I quickly realize there is a distinct difference in the peopel and language of the Western Cape compared to the Eastern Cape. The latter consist of indigenuous tribes and people that subsist on farming, and other tasks. The Western Cape is much more modern.
- Sunday, October 31, 2010
- Thursday, November 4, 2010
- Saturday, November 6, 2010
These pictures were taken during our last 3 days in Johannesburg. We stopped at the Sunday African Craft Market held on the roof of the Rosebank Mall. There were all kinds of African and non-African items for sale at good prices. We did some shopping and watched the African steel drummers perform.

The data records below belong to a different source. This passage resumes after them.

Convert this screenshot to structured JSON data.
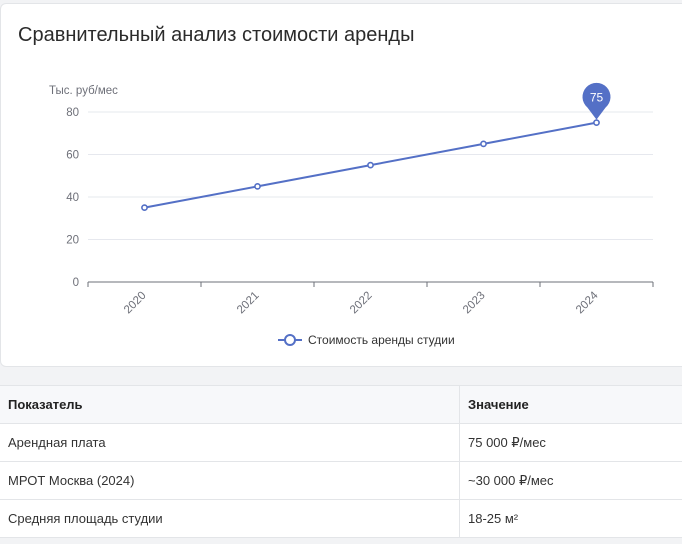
{
  "card": {
    "title": "Сравнительный анализ стоимости аренды"
  },
  "chart_data": {
    "type": "line",
    "categories": [
      "2020",
      "2021",
      "2022",
      "2023",
      "2024"
    ],
    "series": [
      {
        "name": "Стоимость аренды студии",
        "values": [
          35,
          45,
          55,
          65,
          75
        ]
      }
    ],
    "ylabel": "Тыс. руб/мес",
    "ylim": [
      0,
      80
    ],
    "yticks": [
      "0",
      "20",
      "40",
      "60",
      "80"
    ],
    "highlight": {
      "label": "75"
    },
    "legend_position": "bottom",
    "grid": true,
    "colors": {
      "line": "#5470c6",
      "grid": "#e6e8ee",
      "axis": "#6e7079"
    }
  },
  "table": {
    "headers": [
      "Показатель",
      "Значение"
    ],
    "rows": [
      [
        "Арендная плата",
        "75 000 ₽/мес"
      ],
      [
        "МРОТ Москва (2024)",
        "~30 000 ₽/мес"
      ],
      [
        "Средняя площадь студии",
        "18-25 м²"
      ]
    ]
  }
}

They must have performed for hours. They were very good.
We got in touch with Vasie and she and her daughter came to meet us. We followed Vasie back to her daughter's house where she graciously served us food. We had samosas, and scones as well as some herbal tea. It was delicious.
Our next stop was another of Vasie's children. We met Vivien, Dhevan and their two sons. We had desert.
We also met Vasie's other son and his family. They invited us to eat dinner that same night. We shared our story of our adventure to Africa, and they also learned about Belize. They suggested that we visit the Lion Park. The pictures were taken there.
Vivien would then ask us to dinner the following night. The pictures were taken at their house the night before we left. We had good food prepared by Vasie and good conversation. We talked about both African and Indian culture and tradition. We also had a stimulation conversation about race relations in both countries. It was through this conversation that I found out that many of the same traditions and foods that are common in the African culture is the same in the African-American culture and community. I guess you can say that I got in touch with my "roots."
We also talked about Belize and the similarites of both the African and Belizan cultures.
We are glad the have shared this time with Vasie and her family who so graciously opened their homes us.